I want to make a small scraper that can scrape all the url's on the page and then hit them one by one and if Url returns any down-loadable file of any extension then download it and save it into specified location. Here's the code that I have written : items.py
import scrapy
class ZcrawlerItem(scrapy.Item):
file = scrapy.Field()
file_url = scrapy.Field()
spider.py
from scrapy import Selector
from scrapy.spiders import CrawlSpider, Rule
from scrapy.http import Request
DOMAIN = 'example.com'
URL = 'http://%s' % DOMAIN
from crawler.items import CrawlerItem
class MycrawlerSpider(CrawlSpider):
name = "mycrawler"
allowed_domains = [DOMAIN]
start_urls = [
URL
]
def parse_dir_contents(self, response):
print(response.headers)
item = CrawlerItem()
item['file_url'] = response.url
return item
def parse(self, response):
hxs = Selector(response)
for url in hxs.xpath('//a/@href').extract():
if (url.startswith('http://') or url.startswith('https://')):
yield Request(url, callback=self.parse_dir_contents)

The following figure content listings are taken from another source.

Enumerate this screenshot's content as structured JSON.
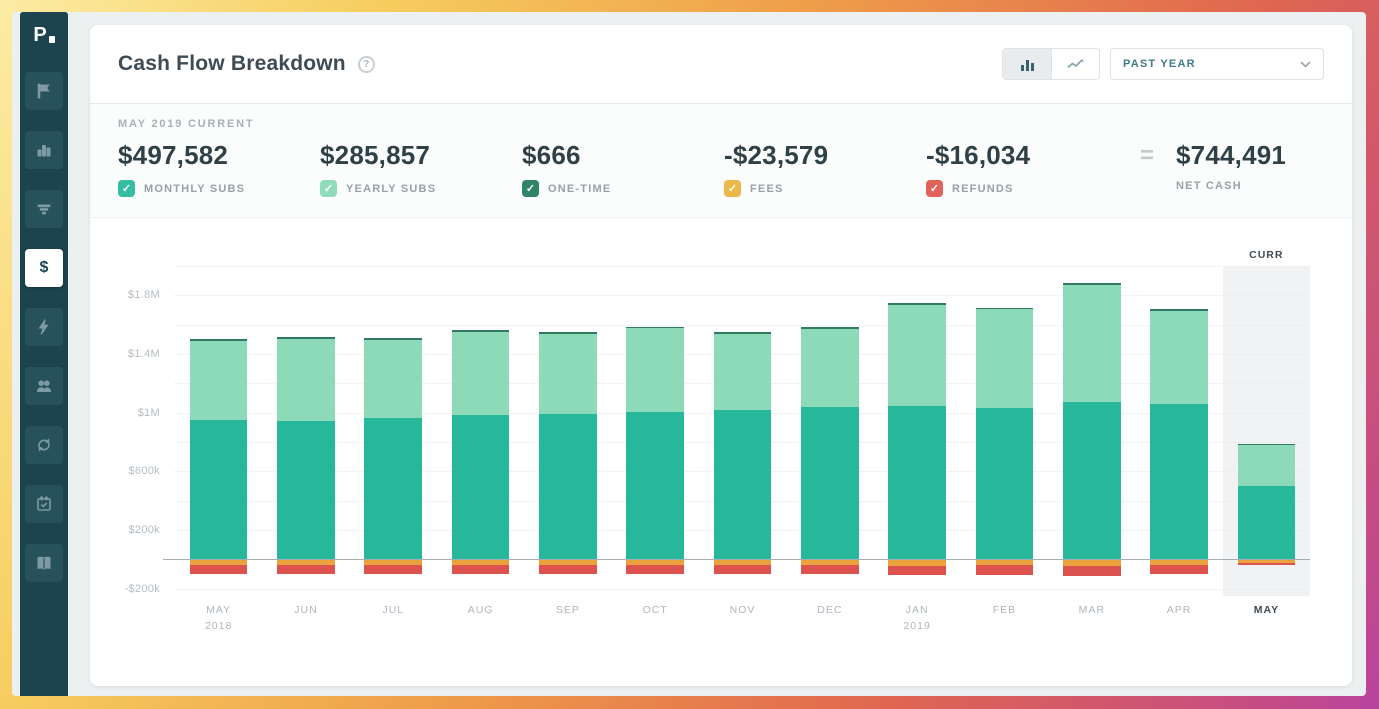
{
  "sidebar": {
    "logo": "P",
    "items": [
      {
        "icon": "flag"
      },
      {
        "icon": "bar-chart"
      },
      {
        "icon": "filter"
      },
      {
        "icon": "dollar",
        "active": true
      },
      {
        "icon": "lightning"
      },
      {
        "icon": "users"
      },
      {
        "icon": "sync"
      },
      {
        "icon": "calendar-check"
      },
      {
        "icon": "book"
      }
    ]
  },
  "header": {
    "title": "Cash Flow Breakdown",
    "help": "?",
    "toggle": {
      "options": [
        "bar-chart",
        "line-chart"
      ],
      "selected": "bar-chart"
    },
    "period_selector": "PAST YEAR"
  },
  "summary": {
    "period_label": "MAY 2019 CURRENT",
    "items": [
      {
        "value": "$497,582",
        "label": "MONTHLY SUBS",
        "color": "#35bda1"
      },
      {
        "value": "$285,857",
        "label": "YEARLY SUBS",
        "color": "#8fdcbb"
      },
      {
        "value": "$666",
        "label": "ONE-TIME",
        "color": "#2f8568"
      },
      {
        "value": "-$23,579",
        "label": "FEES",
        "color": "#edb84a"
      },
      {
        "value": "-$16,034",
        "label": "REFUNDS",
        "color": "#e2625a"
      }
    ],
    "equals": "=",
    "net": {
      "value": "$744,491",
      "label": "NET CASH"
    }
  },
  "chart_data": {
    "type": "bar",
    "stacked": true,
    "unit": "USD thousands",
    "ylim": [
      -250,
      2000
    ],
    "grid": true,
    "current_column_label": "CURR",
    "categories": [
      {
        "label": "MAY",
        "sublabel": "2018"
      },
      {
        "label": "JUN"
      },
      {
        "label": "JUL"
      },
      {
        "label": "AUG"
      },
      {
        "label": "SEP"
      },
      {
        "label": "OCT"
      },
      {
        "label": "NOV"
      },
      {
        "label": "DEC"
      },
      {
        "label": "JAN",
        "sublabel": "2019"
      },
      {
        "label": "FEB"
      },
      {
        "label": "MAR"
      },
      {
        "label": "APR"
      },
      {
        "label": "MAY",
        "current": true
      }
    ],
    "series": [
      {
        "name": "MONTHLY SUBS",
        "color": "#27b89c",
        "values": [
          950,
          945,
          965,
          985,
          990,
          1005,
          1020,
          1040,
          1045,
          1030,
          1070,
          1060,
          497.582
        ]
      },
      {
        "name": "YEARLY SUBS",
        "color": "#8cdab7",
        "values": [
          540,
          560,
          530,
          565,
          545,
          570,
          515,
          530,
          690,
          675,
          800,
          635,
          285.857
        ]
      },
      {
        "name": "ONE-TIME",
        "color": "#2f7a60",
        "values": [
          12,
          12,
          12,
          12,
          12,
          12,
          12,
          12,
          15,
          12,
          15,
          12,
          0.666
        ]
      },
      {
        "name": "FEES",
        "color": "#e9a23c",
        "values": [
          -40,
          -40,
          -40,
          -40,
          -40,
          -40,
          -42,
          -42,
          -45,
          -42,
          -45,
          -42,
          -23.579
        ]
      },
      {
        "name": "REFUNDS",
        "color": "#dc524e",
        "values": [
          -60,
          -60,
          -60,
          -60,
          -60,
          -60,
          -60,
          -60,
          -65,
          -62,
          -70,
          -60,
          -16.034
        ]
      }
    ],
    "yticks": [
      {
        "v": 2000
      },
      {
        "v": 1800,
        "label": "$1.8M"
      },
      {
        "v": 1600
      },
      {
        "v": 1400,
        "label": "$1.4M"
      },
      {
        "v": 1200
      },
      {
        "v": 1000,
        "label": "$1M"
      },
      {
        "v": 800
      },
      {
        "v": 600,
        "label": "$600k"
      },
      {
        "v": 400
      },
      {
        "v": 200,
        "label": "$200k"
      },
      {
        "v": 0,
        "zero": true
      },
      {
        "v": -200,
        "label": "-$200k"
      }
    ]
  }
}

for url in hxs.xpath('//iframe/@src ').extract():
yield Request(url, callback=self.parse_dir_contents)
The issues that I am facing are the parse_dir_contents not showing header, So it's become difficult to check whether the response data is any down-loadable file or just a content.
BTW I am using Scrapy 1.1.0 and Python 3.4
Any help would be really appreciated!!